Una cita con la historia

Un proverbio árabe recomienda: «Cuando el destino quiera que seas yunque, emplea la paciencia, pero cuando quiera que seas martillo, entonces golpea». El Racing lleva tanto tiempo deseando disponer de los quince minutos de gloria que Andy Warhol augura para todo el mundo, que ahora no le puede entrar el miedo escénico. Hay dos tipos de personas, las que untan la yema del huevo nada más posarles el plato en la mesa, y los que comienzan con la clara reservando lo mejor para el final. Los cántabros forman parte del segundo grupo y por eso decidieron ahorrarse ese cuarto de hora frente al Getafe en las semifinales de la Copa del Rey.

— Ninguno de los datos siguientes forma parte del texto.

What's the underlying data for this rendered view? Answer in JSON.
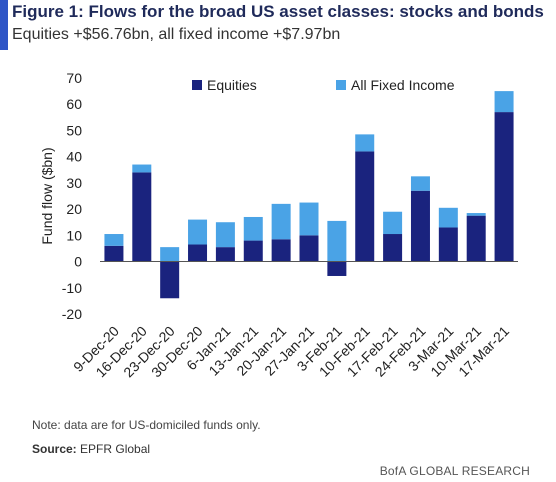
{
  "header": {
    "title": "Figure 1: Flows for the broad US asset classes: stocks and bonds",
    "subtitle": "Equities +$56.76bn, all fixed income +$7.97bn"
  },
  "footer": {
    "note": "Note: data are for US-domiciled funds only.",
    "source_label": "Source:",
    "source_value": "EPFR Global",
    "brand": "BofA GLOBAL RESEARCH"
  },
  "colors": {
    "accent": "#2e55c6",
    "equities": "#1a237e",
    "fixed_income": "#4aa3e6"
  },
  "chart_data": {
    "type": "bar",
    "stacked": true,
    "categories": [
      "9-Dec-20",
      "16-Dec-20",
      "23-Dec-20",
      "30-Dec-20",
      "6-Jan-21",
      "13-Jan-21",
      "20-Jan-21",
      "27-Jan-21",
      "3-Feb-21",
      "10-Feb-21",
      "17-Feb-21",
      "24-Feb-21",
      "3-Mar-21",
      "10-Mar-21",
      "17-Mar-21"
    ],
    "series": [
      {
        "name": "Equities",
        "values": [
          6,
          34,
          -14,
          6.5,
          5.5,
          8,
          8.5,
          10,
          -5.5,
          42,
          10.5,
          27,
          13,
          17.5,
          57
        ]
      },
      {
        "name": "All Fixed Income",
        "values": [
          4.5,
          3,
          5.5,
          9.5,
          9.5,
          9,
          13.5,
          12.5,
          15.5,
          6.5,
          8.5,
          5.5,
          7.5,
          1,
          8
        ]
      }
    ],
    "ylabel": "Fund flow  ($bn)",
    "xlabel": "",
    "ylim": [
      -20,
      70
    ],
    "yticks": [
      -20,
      -10,
      0,
      10,
      20,
      30,
      40,
      50,
      60,
      70
    ],
    "grid": false,
    "legend": "top"
  }
}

La ambición bermellona y el cansancio de una plantilla exprimida han provocado que los montañeses no tuvieran un apacible final de temporada. Al racinguismo le ocurre como a todo mortal que decide salir a correr de manera ‘amateur’ y el último tramo del recorrido se le hace eterno. Y es que da la sensación de que la UEFA no termina de llegar nunca. Tras la victoria ante el Murcia parecía que todo estaba en la mano, pero todavía restaba un pequeño repecho. Queda tan poco que no merece la pena abandonar, aunque las fuerzas estén realmente justas. El Racing llega con la ‘lengua fuera’, pero debe sacar fuerzas de flaqueza para dar el último esfuerzo. Además, no se pueden quejar los santanderinos, puesto que los últimos metros son cuesta abajo. Los caprichos del destino han deparado un final de campeonato donde a los cántabros les vale con hacer lo mismo que el conjunto de Gregorio Manzano. Por si fuera poco, pueden optar por apagar los transistores, vencer al Osasuna y comenzar a pensar en qué van a gritar desde el balcón del Ayuntamiento. En el bando visitante ocurre lo mismo.

El Real Madrid sintió un cierto remordimiento por celebrar el título de liga en el Reyno de Navarra y logró un empate en la Romareda que sacó del descenso a los rojillos. Los hombres que dirige Ziganda se salvan automáticamente en caso de victoria o en su defecto, haciendo lo mismo que el Zaragoza. Por esa razón, en los Campos de Sport se puede rememorar el ‘pacto de no agresión’ entre nazis y soviéticos de 1938. Un acuerdo que cualquiera de los dos combatientes se saltarían a la torera en caso de que variara el marcador del Ono Estadi.